RESUMO: O presente ensaio analisará a possibilidade de servidor que responde a processo administrativo disciplinar ter direito à aposentadoria voluntária, avaliando doutrina e jurisprudência dos tribunais.
Palavras-Chaves: Administrativo. Aposentadoria. Processo Administrativo.
INTRODUÇÃO
É comum se inquinar de ilegal ato praticado pelos órgãos de recursos humanos da administração pública consistente em impedir o prosseguimento do pleito relativo ao pedido de aposentadoria voluntária de servidores que respondem a processo administrativo disciplinar.
Alega-se que a inexistência de procedimentos administrativos disciplinares como condição para o deferimento da aposentadoria é inconstitucional e bem assim somente impediria a concessão da aposentadoria durante o período fixado em lei para o término do procedimento disciplinar, não podendo essa proibição perdurar ad eternum.
DESENVOLVIMENTO
Inicialmente deve-se destacar a existência expressa em lei de impedimento de concessão de aposentadoria a servidor que responde a procedimento administrativo disciplinar.

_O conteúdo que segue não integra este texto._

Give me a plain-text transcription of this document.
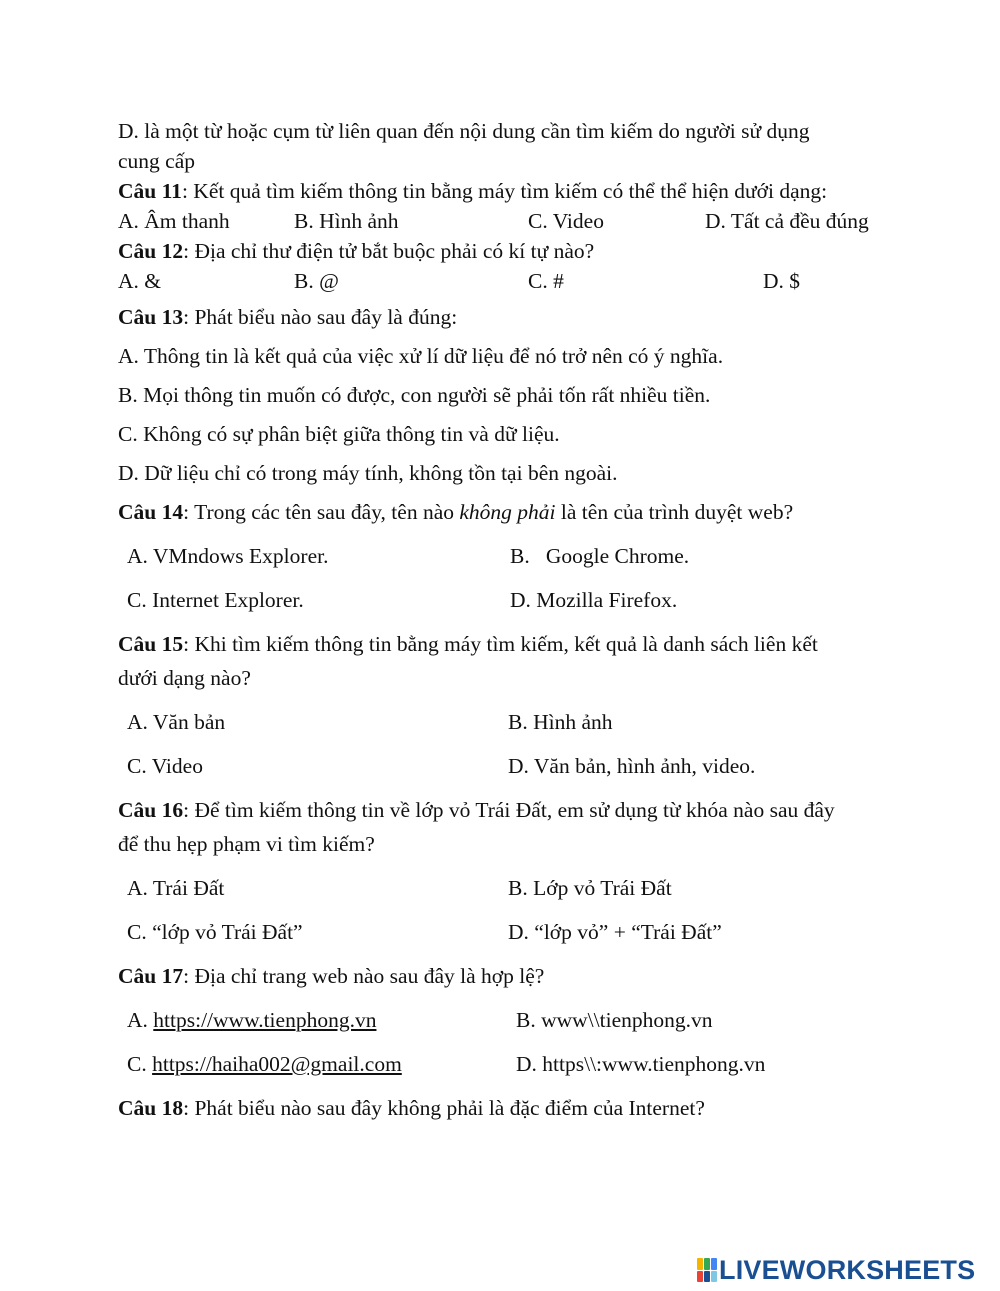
D. là một từ hoặc cụm từ liên quan đến nội dung cần tìm kiếm do người sử dụng
cung cấp
Câu 11: Kết quả tìm kiếm thông tin bằng máy tìm kiếm có thể thể hiện dưới dạng:
A. Âm thanh	B. Hình ảnh	C. Video	D. Tất cả đều đúng
Câu 12: Địa chỉ thư điện tử bắt buộc phải có kí tự nào?
A. &	B. @	C. #	D. $
Câu 13: Phát biểu nào sau đây là đúng:
A. Thông tin là kết quả của việc xử lí dữ liệu để nó trở nên có ý nghĩa.
B. Mọi thông tin muốn có được, con người sẽ phải tốn rất nhiều tiền.
C. Không có sự phân biệt giữa thông tin và dữ liệu.
D. Dữ liệu chỉ có trong máy tính, không tồn tại bên ngoài.
Câu 14: Trong các tên sau đây, tên nào không phải là tên của trình duyệt web?
A. VMndows Explorer.	B.   Google Chrome.
C. Internet Explorer.	D. Mozilla Firefox.
Câu 15: Khi tìm kiếm thông tin bằng máy tìm kiếm, kết quả là danh sách liên kết
dưới dạng nào?
A. Văn bản	B. Hình ảnh
C. Video	D. Văn bản, hình ảnh, video.
Câu 16: Để tìm kiếm thông tin về lớp vỏ Trái Đất, em sử dụng từ khóa nào sau đây
để thu hẹp phạm vi tìm kiếm?
A. Trái Đất	B. Lớp vỏ Trái Đất
C. “lớp vỏ Trái Đất”	D. “lớp vỏ” + “Trái Đất”
Câu 17: Địa chỉ trang web nào sau đây là hợp lệ?
A. https://www.tienphong.vn	B. www\\tienphong.vn
C. https://haiha002@gmail.com	D. https\\:www.tienphong.vn
Câu 18: Phát biểu nào sau đây không phải là đặc điểm của Internet?
LIVEWORKSHEETS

Trata-se do art. 172, da Lei n. 8.112/90, que tem o seguinte teor:
O servidor que responder a processo disciplinar só poderá ser exonerado a pedido, ou aposentado voluntariamente, após a conclusão do processo e o cumprimento da penalidade, acaso aplicada.
Tal dispositivo tem a finalidade de evitar qualquer manobra tendente a frustrar a aplicação de penalidade ao servidor investigado, tornando imprestável todo o trabalho realizado nos autos do procedimento disciplinar e retirando a efetividade de qualquer medida disciplinar imposta.
Cabe frisar que tal dispositivo jamais foi objeto de questionamento quanto a sua constitucionalidade, já que este não impede o exercício do direito à aposentação, apenas o condiciona à inexistência de procedimentos administrativos disciplinares, em nome também de um axioma constitucional que é a moralidade administrativa.
Ao contrário, existem diversos pronunciamentos judiciais reconhecendo a legalidade de decisão administrativa que estipula a finalização do processo administrativo disciplinar como condição para a concessão da aposentadoria, em virtude da existência de procedimentos disciplinares instaurados. Nesse sentido:
ADMINISTRATIVO E PROCESSUAL CIVIL. MANDADO DE SEGURANÇA. PEDIDO DE APOSENTADORIA. LEI Nº 8.112/90, ART. 172. PROCESSO
ADMINISTRATIVO DISCIPLINAR. SEGURANÇA DENEGADA.
1. Não pode ser inquinado de ilegal e abusivo o ato do Diretor do Foro que determina o sobrestamento do pedido de aposentadoria, em razão de existir, contra o servidor, processo administrativo disciplinar, porque em perfeita consonância com o normativo legal que rege a matéria.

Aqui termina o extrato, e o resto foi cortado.